Here is a generic way to solve such problems (without understanding the fine structure of the objects). You create an integer program as follows:
- to each vertex of the graph, you assign a binary variable which tells whether the vertex belongs to your set or not
- for each notrivial automorphism of the group g, you add the constraint that the sum of the variables corresponding to the non-fixed points by g is at least 1 (which means that at least one non-fixed vertex belongs to the set you are looking for). (here i find the non-fixed points of g by looking to its cycle representation)

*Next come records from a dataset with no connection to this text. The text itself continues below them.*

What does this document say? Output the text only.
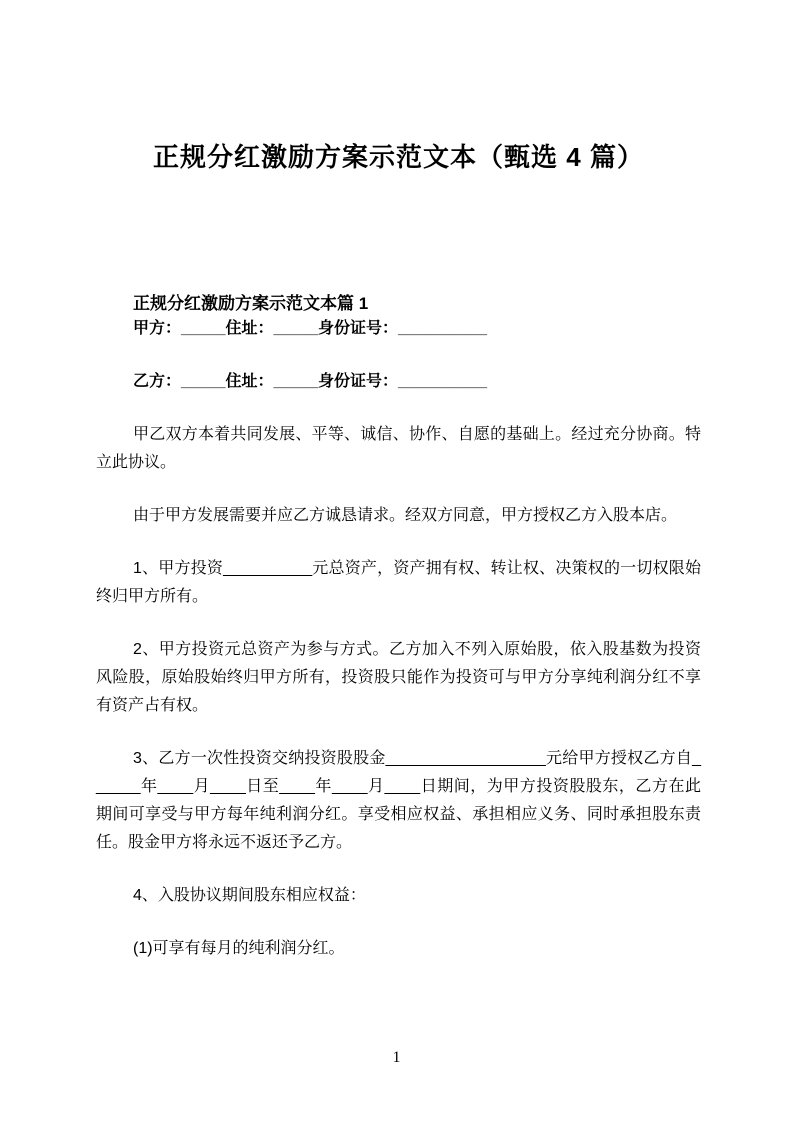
正规分红激励方案示范文本（甄选 4 篇）
正规分红激励方案示范文本篇 1

甲方：_____住址：_____身份证号：__________

乙方：_____住址：_____身份证号：__________

甲乙双方本着共同发展、平等、诚信、协作、自愿的基础上。经过充分协商。特立此协议。

由于甲方发展需要并应乙方诚恳请求。经双方同意，甲方授权乙方入股本店。

1、甲方投资__________元总资产，资产拥有权、转让权、决策权的一切权限始终归甲方所有。

2、甲方投资元总资产为参与方式。乙方加入不列入原始股，依入股基数为投资风险股，原始股始终归甲方所有，投资股只能作为投资可与甲方分享纯利润分红不享有资产占有权。

3、乙方一次性投资交纳投资股股金__________________元给甲方授权乙方自______年____月____日至____年____月____日期间，为甲方投资股股东，乙方在此期间可享受与甲方每年纯利润分红。享受相应权益、承担相应义务、同时承担股东责任。股金甲方将永远不返还予乙方。

4、入股协议期间股东相应权益：

(1)可享有每月的纯利润分红。

1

- then you ask a MILP solver to minimize the sum of all variables (which means that you want the set to be as small as possible)
Here is th code:
def determining_set(G):
p = MixedIntegerLinearProgram(maximization=False)
x = p.new_variable(binary=True)
for g in G.automorphism_group():
if not g.is_one():
p.add_constraint(sum(x[i] for i in flatten(g.cycle_tuples())) >= 1)
p.solve()
sol = p.get_values(x)
return [i for i in sol if sol[i] != 0]
Which you can test:
sage: G = graphs.PetersenGraph()
sage: determining_set(G)
[3, 4, 7]
sage: G = graphs.LollipopGraph(3,5)
sage: determining_set(G)
[0]
You can learn more about the use of MILP on the thematic tutorial : http://doc.sagemath.org/html/en/thema...
I am not sure that removing the details you gave in your first edit makes the question clearer.